You can combine separate Stata graphs into one graph by using -combine-. We will illustrate how this works using census.dta included in Stata. (The not-so-neat) Figure 1 below is the combination of three separate graphs. How was Figure 1 created?

sysuse census.dta

/* First, create separate graphs and and store each of them into memory by using the name() option. Note that name() and saving() options are two different things. saving() saves the graph permanently (of course, until you erase it!) into a disk, while name() temporarily saves the graph into memory. */

/*-nodraw- supresses the display of the individual graphs. */

graph bar marriage, over(region) title({bf:A}, size(huge) ring(0) pos(1)) name(panela, replace) nodraw

tw scatter marriage divorce, title({bf:B}, size(huge) ring(0) pos(1))  name(panelb, replace) nodraw

graph hbar pop, over(state2) title({bf:C}, size(huge) ring(0) pos(1)) name(panelc, replace) nodraw

/* Now, we combine the graphs. */

graph combine panela panelb, cols(1)

/* We can also change the number of columns or add an overall title for the combined graph… */

graph combine panela panelb, cols(2) title(“Senseless Graphs“)

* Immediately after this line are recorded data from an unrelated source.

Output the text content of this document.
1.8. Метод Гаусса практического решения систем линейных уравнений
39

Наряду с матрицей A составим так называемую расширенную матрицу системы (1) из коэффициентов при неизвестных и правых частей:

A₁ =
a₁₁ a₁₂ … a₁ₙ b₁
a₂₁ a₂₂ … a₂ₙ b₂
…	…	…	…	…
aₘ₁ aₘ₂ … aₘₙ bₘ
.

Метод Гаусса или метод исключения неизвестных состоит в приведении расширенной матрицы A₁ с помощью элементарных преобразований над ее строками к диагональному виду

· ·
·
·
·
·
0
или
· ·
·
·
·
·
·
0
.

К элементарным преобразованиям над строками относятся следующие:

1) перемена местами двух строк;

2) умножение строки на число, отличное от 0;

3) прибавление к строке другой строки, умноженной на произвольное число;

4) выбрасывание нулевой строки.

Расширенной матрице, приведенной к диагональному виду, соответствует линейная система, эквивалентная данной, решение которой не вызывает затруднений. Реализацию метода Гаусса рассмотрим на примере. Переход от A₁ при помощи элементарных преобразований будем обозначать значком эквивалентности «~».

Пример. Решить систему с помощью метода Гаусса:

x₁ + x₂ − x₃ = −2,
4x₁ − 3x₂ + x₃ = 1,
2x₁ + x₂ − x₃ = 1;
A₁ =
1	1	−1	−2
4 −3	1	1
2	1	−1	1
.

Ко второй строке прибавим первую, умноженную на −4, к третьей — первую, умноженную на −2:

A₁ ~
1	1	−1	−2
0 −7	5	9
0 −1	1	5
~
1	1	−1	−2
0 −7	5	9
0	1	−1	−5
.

/* …or overall y- and x- axis titles. The code below draws figure 1. */

graph combine panela panelb panelc, cols(2) l1title(“Left-side title”) b1title(“Bottom title”) title(“This is Figure 1”)

/* There are other options for combine-, see “help graph_combine”. Also,the x- and y- labels and titles (particularly of panel C in figure 1) can be formatted before they are combined to make them look cleaner and prettier. */

2 Responses

  1. There are very simple messages to my mind from your examples, and many similar.

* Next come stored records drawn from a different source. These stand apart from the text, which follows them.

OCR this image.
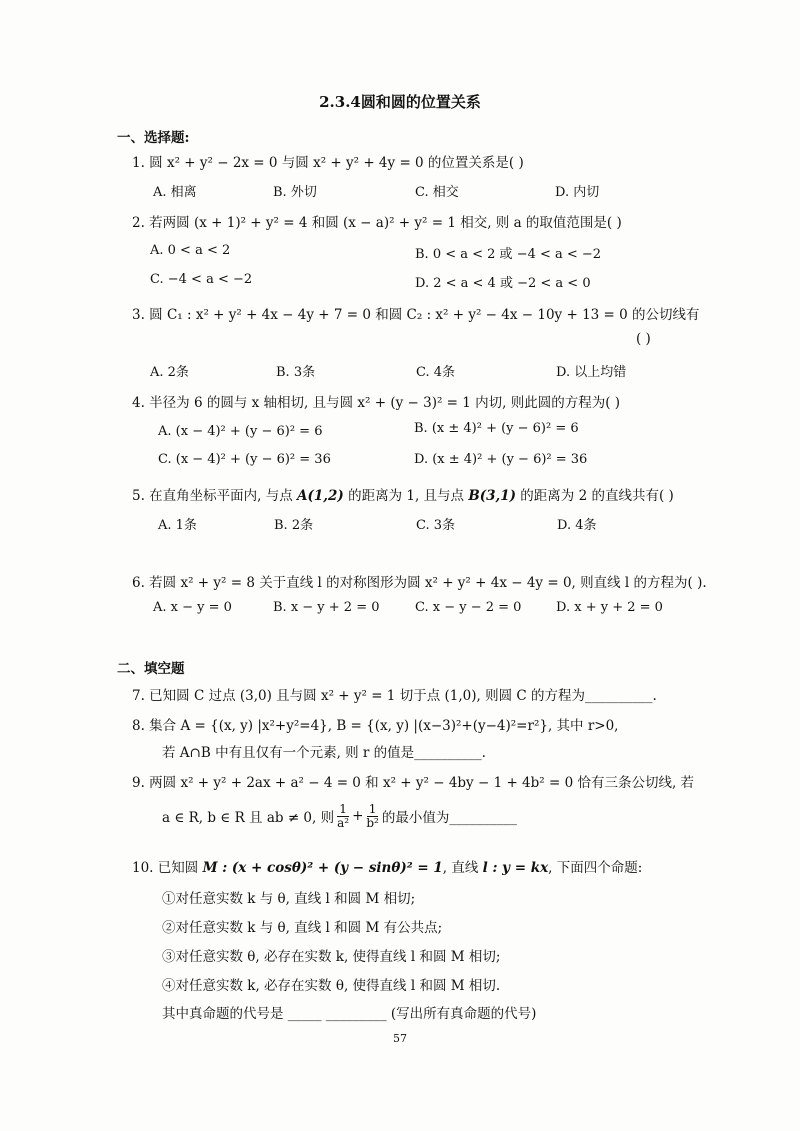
2.3.4圆和圆的位置关系
一、选择题:
1. 圆 x² + y² − 2x = 0 与圆 x² + y² + 4y = 0 的位置关系是( )
A. 相离	B. 外切	C. 相交	D. 内切
2. 若两圆 (x + 1)² + y² = 4 和圆 (x − a)² + y² = 1 相交, 则 a 的取值范围是( )
A. 0 < a < 2	B. 0 < a < 2 或 −4 < a < −2
C. −4 < a < −2	D. 2 < a < 4 或 −2 < a < 0
3. 圆 C₁ : x² + y² + 4x − 4y + 7 = 0 和圆 C₂ : x² + y² − 4x − 10y + 13 = 0 的公切线有
( )
A. 2条	B. 3条	C. 4条	D. 以上均错
4. 半径为 6 的圆与 x 轴相切, 且与圆 x² + (y − 3)² = 1 内切, 则此圆的方程为( )
A. (x − 4)² + (y − 6)² = 6	B. (x ± 4)² + (y − 6)² = 6
C. (x − 4)² + (y − 6)² = 36	D. (x ± 4)² + (y − 6)² = 36
5. 在直角坐标平面内, 与点 A(1,2) 的距离为 1, 且与点 B(3,1) 的距离为 2 的直线共有( )
A. 1条	B. 2条	C. 3条	D. 4条
6. 若圆 x² + y² = 8 关于直线 l 的对称图形为圆 x² + y² + 4x − 4y = 0, 则直线 l 的方程为( ).
A. x − y = 0	B. x − y + 2 = 0	C. x − y − 2 = 0	D. x + y + 2 = 0
二、填空题
7. 已知圆 C 过点 (3,0) 且与圆 x² + y² = 1 切于点 (1,0), 则圆 C 的方程为__________.
8. 集合 A = {(x, y) |x²+y²=4}, B = {(x, y) |(x−3)²+(y−4)²=r²}, 其中 r>0,
若 A∩B 中有且仅有一个元素, 则 r 的值是__________.
9. 两圆 x² + y² + 2ax + a² − 4 = 0 和 x² + y² − 4by − 1 + 4b² = 0 恰有三条公切线, 若
a ∈ R, b ∈ R 且 ab ≠ 0, 则 $\frac{1}{\text{a²}} + \frac{1}{\text{b²}}$ 的最小值为__________
10. 已知圆 M : (x + cosθ)² + (y − sinθ)² = 1, 直线 l : y = kx, 下面四个命题:
①对任意实数 k 与 θ, 直线 l 和圆 M 相切;
②对任意实数 k 与 θ, 直线 l 和圆 M 有公共点;
③对任意实数 θ, 必存在实数 k, 使得直线 l 和圆 M 相切;
④对任意实数 k, 必存在实数 θ, 使得直线 l 和圆 M 相切.
其中真命题的代号是 _____ _________ (写出所有真命题的代号)
57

    A 2 X 2 display to me looks good, so if at all possible give the readers 4 graphs if you give them several. You may need to bump up the text size in the individual graphs to keep it legible. (Figure 1C is not defensible any way!)

    A column of 2 graphs to me looks better than a row of 2 graphs. Two histograms or box plots for separate variables offer fair examples. (Histograms or box plots for separate groups you can get with a -by()- option, not -graph combine-.)

    • I agree that there is no excuse for figure 1C given that Stata is so much capable of producing clean and pretty graphs. I will have to show how to clean this graph (and the others as well) in another post.

      Also, I have not tried combining histograms and box plots yet.. I will have to do that exercise and (again) post what I will learn some other time.